Autonomous lung simulators for mechanical ventilation training in neonatology

Managing challenges in mechanical ventilation training

Introduction

Mechanical ventilation (non-invasive and invasive) is one of the cornerstones in the treatment of preterm and term born infants. Although respiratory support contributes to the survival and long-term wellbeing of this infants it is also associated with short-term (air leak syndrome, pulmonary haemorrhage,…) and long-term (chronic lung disease or bronchopulmonary dysplasia) complications.

Training in mechanical ventilation for neonatology nurses and doctors is therefore vital to reduce the potential harm of this therapy.

Challenges in mechanical ventilation training

The vulnerable lung of the premature baby does not allow mistakes in the ventilator settings as it may only take a few breaths with too high tidal volume or inspiratory pressure to cause irreparable damage. To overcome the problem of “learning by doing”, different simulation programs and lung simulators have been developed. These simulators allow to try different ventilation strategies on typical neonatal scenarios and to even train extreme situations.

A downside of conventional simulation programs and lung simulators is the fact, that the response of the lung to the mechanical ventilation needs the input of the trainer.
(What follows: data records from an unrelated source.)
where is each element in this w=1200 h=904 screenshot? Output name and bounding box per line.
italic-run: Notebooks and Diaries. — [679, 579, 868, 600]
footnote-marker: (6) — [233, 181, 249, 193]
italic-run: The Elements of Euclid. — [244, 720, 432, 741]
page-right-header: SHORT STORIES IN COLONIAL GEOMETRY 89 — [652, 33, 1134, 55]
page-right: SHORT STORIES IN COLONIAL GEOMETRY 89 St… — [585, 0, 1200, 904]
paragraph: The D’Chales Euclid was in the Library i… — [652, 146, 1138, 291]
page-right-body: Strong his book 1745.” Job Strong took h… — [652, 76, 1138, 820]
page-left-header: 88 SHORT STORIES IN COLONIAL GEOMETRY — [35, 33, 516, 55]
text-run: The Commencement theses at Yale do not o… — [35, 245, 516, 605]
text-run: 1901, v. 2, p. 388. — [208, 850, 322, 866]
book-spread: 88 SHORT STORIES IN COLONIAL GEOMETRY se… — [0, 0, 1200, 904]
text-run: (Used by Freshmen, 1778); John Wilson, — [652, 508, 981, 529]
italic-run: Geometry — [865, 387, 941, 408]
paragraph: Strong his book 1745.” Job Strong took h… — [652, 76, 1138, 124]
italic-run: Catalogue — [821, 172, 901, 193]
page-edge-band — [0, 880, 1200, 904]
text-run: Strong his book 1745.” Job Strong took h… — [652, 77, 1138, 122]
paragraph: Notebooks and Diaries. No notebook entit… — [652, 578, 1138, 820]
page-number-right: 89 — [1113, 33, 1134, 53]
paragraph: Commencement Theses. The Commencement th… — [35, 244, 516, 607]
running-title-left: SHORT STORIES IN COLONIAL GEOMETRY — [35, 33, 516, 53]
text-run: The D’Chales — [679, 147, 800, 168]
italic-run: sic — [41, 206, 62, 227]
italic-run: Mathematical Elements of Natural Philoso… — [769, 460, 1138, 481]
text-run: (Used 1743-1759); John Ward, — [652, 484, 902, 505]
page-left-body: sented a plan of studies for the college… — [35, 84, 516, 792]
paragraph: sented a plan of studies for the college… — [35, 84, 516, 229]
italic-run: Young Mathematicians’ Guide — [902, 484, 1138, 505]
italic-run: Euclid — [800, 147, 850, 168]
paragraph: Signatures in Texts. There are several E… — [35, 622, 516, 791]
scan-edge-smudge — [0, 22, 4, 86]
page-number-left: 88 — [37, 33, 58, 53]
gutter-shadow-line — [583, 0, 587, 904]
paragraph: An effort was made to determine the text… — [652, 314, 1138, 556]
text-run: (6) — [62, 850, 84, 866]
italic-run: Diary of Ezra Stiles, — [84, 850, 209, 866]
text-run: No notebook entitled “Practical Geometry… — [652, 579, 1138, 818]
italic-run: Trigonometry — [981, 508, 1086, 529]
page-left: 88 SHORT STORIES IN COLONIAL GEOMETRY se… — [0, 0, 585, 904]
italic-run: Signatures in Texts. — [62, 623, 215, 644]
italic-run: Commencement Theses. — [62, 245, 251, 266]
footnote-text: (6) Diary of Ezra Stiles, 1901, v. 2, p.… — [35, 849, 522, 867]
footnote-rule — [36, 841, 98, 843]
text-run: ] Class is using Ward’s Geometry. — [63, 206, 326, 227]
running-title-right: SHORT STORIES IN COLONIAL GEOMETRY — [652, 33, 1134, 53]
Although very useful for team simulations this technique does not allow individualised ad hoc training of junior staff, as it always requires the presence of experienced senior staff.

Autonomous lung simulators

Low threshold training of junior staff may be achieved with an easy to use simulator where the response to a specific treatment is driven by built-in physiological based models not requiring any manual input once the simulation is running. LuSi (neosim, Switzerland) is such a lung simulator, not only looking like a sick late preterm baby but also behaving as such when correctly programmed.

Potential fields of application

As mentioned above, the main difference (and in my opinion the big advantage) compared to conventional simulator programs is the fact, that no “driver” is necessary throughout the simulation. This makes autonomous simulators very versatile in their application.

They can be used like conventional simulator programs for team simulation trainings. Furthermore they can be employed for hands-on teaching sessions from physiological basics to highly sophisticated ventilation strategies. The physiological feedback allows for real-time assessment of ventilator settings and patient-ventilator interactions.

Given an easy-to-use interface, autonomous simulators can also be used for self-training at times of lower workload. A permanent training space on the neonatology ward set up with a simulator, a ventilator and – for more advanced training – a patient monitor, allows the staff to have individual training sessions whenever someone finds time to turn on the simulator and the ventilator.

Programming of scenarios

In every simulation the training is only as good as the programmed scenarios. This also holds true with autonomous simulators. The better the physiological models used with the simulators the more complicated and also cumbersome is the programming of scenarios. Programming a realistic patient situation with a reasonable evolution requires quite some physiological knowledge and, like any other programming, a lot of time. This challenge can at least partially been overcome by providing platforms for sharing scenarios.

Personal experience with LuSi (neosim, Switzerland)

When I first got to know LuSi I had a thorough introduction to its programming but also to its mechanics. For me it is very important to know the way it works, making it understandable what potential limitations are and what to expect in different scenarios.

The physiological model used to mimic natural behaviour of the simulator are quite complex. A lot of different parameters can be changed whilst programming a new scenario. It is therefore very helpful that these parameters are grouped in main folders. Most of the values have a short description in a “mouse-over” menu. So once familiar with the way programming of scenarios is performed you will quickly be able to implement even rarely used parameters into your programming without the manual. Simple scenarios can be programmed offline, but for more sophisticated patient situations I strongly recommend to program whilst running the simulator with a ventilator. Some of the functions will not lead to the expected response of the simulator, but you will eventually find a way around it.

I personally used LuSi for trainings of different levels from introducing junior NICU nurses to the principles of mechanical ventilation to simulation of extreme patient conditions with experienced neonatologists. Respiratory physiology can be exemplified very easily with two or three different scenarios. If any questions arise you will always be able to make the requested changes on the spot and in addition to the theoretical input you can show it directly on the ventilator/patient monitor. Having worked with “conventional” simulation programs before, the most striking difference to this new generation of simulators is the fact that you always have enough time for your students, as you don’t have to find an adequate response of the patient. It is always there already.

Conclusions

Autonomous lung simulators offer totally new possibilities for mechanical ventilation training in neonatology. Minimal requirements for programming, compatibility with any given ventilator and wireless communication will result in easier application and therefore help to implement simulation of neonatal respiratory diseases into day to day work in NICUs.